In a tweet on Wednesday, TF International Securities analyst and prolific tipster Ming-Chi Kuo claimed that Apple will switch from the Lightning port to USB-C for its 2023 iPhone lineup. According to Kuo, the new port could improve the iPhone’s data-syncing and charging speeds, although the extent of those improvements would depend on software support in iOS. Kuo also said that suppliers of USB-C components, such as IC controllers and connectors, could benefit substantially following the switch, thanks to “vast orders” from Apple for iPhones and associated accessories. If Kuo’s information is correct, the iPhone 15 lineup will be the first to ship with USB-C ports, while this year’s iPhone 14-series will still retain its Lightning connectors.

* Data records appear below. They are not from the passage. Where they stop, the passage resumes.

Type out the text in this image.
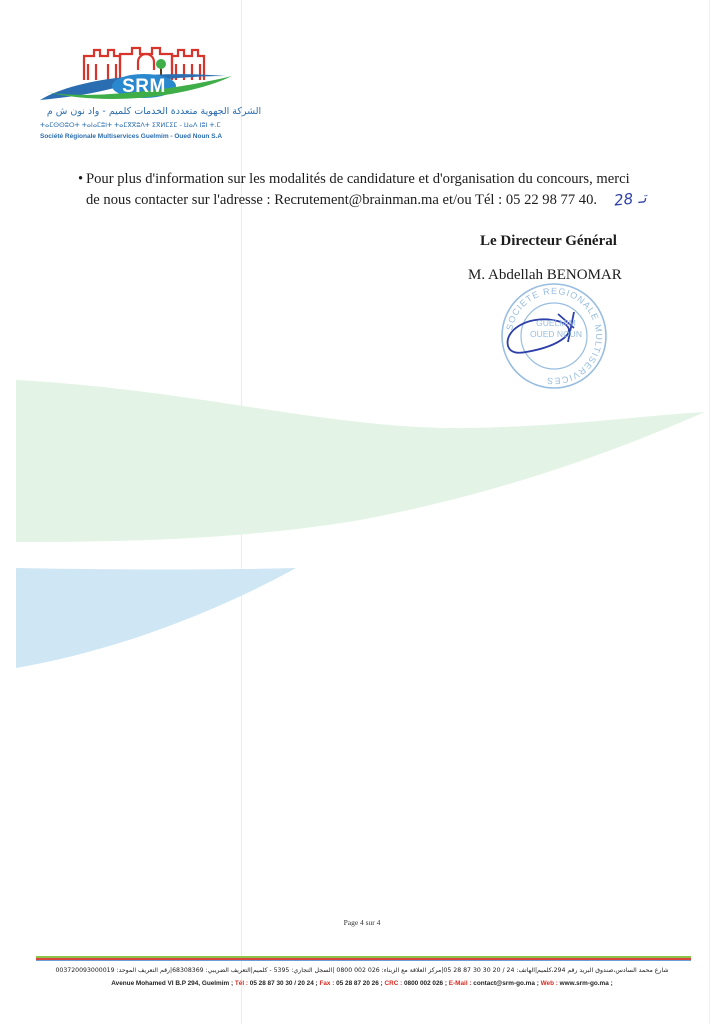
SRM
الشركة الجهوية متعددة الخدمات كلميم - واد نون ش م
ⵜⴰⵎⵙⵙⵓⵔⵜ ⵜⴰⵏⴰⵎⵓⵏⵜ ⵜⴰⵎⴳⴳⵓⴷⵜ ⵉⴳⵍⵎⵉⵎ - ⵡⴰⴷ ⵏⵓⵏ ⵜ.ⵎ
Société Régionale Multiservices Guelmim - Oued Noun S.A
• Pour plus d'information sur les modalités de candidature et d'organisation du concours, merci
de nous contacter sur l'adresse : Recrutement@brainman.ma et/ou Tél : 05 22 98 77 40. تـ 28
Le Directeur Général
M. Abdellah BENOMAR
SOCIETE REGIONALE MULTISERVICES
GUELMIM
OUED NOUN
Page 4 sur 4
شارع محمد السادس،صندوق البريد رقم 294،كلميم|الهاتف: 24 / 20 30 30 87 28 05|مركز العلاقة مع الزبناء: 026 002 0800 |السجل التجاري: 5395 - كلميم|التعريف الضريبي: 68308369|رقم التعريف الموحد: 003720093000019
Avenue Mohamed VI B.P 294, Guelmim ; Tél : 05 28 87 30 30 / 20 24 ; Fax : 05 28 87 20 26 ; CRC : 0800 002 026 ; E-Mail : contact@srm-go.ma ; Web : www.srm-go.ma ;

Apple Might Have Been Forced Into Using USB-C

Kuo’s tweet comes several months after the European Commission announced new legislation to mandate USB-C as the universal charging standard for consumer tech gadgets. The ruling only affects iPhones for the most part, as most Android devices already use USB-C (although some entry-level devices still use microUSB). Apple has already shifted its MacBooks and most of its iPads to USB-C (Thunderbolt), while iPhones remain the last Lightning holdout. That, however, will now change if Kuo’s latest tweet is anything to go by.

The latest news is an update on Kuo’s information from last year when he said that iPhones will continue to ship with Lightning ports “in the foreseeable future.” According to Kuo, Apple was hesitant to shift to the global standard as USB-C has a lesser waterproofing specification than Lightning. In addition, switching to it could hurt its MiFi business. However, if the latest information turns out to be correct, Apple has had a change of heart, if only due to the EU legislation.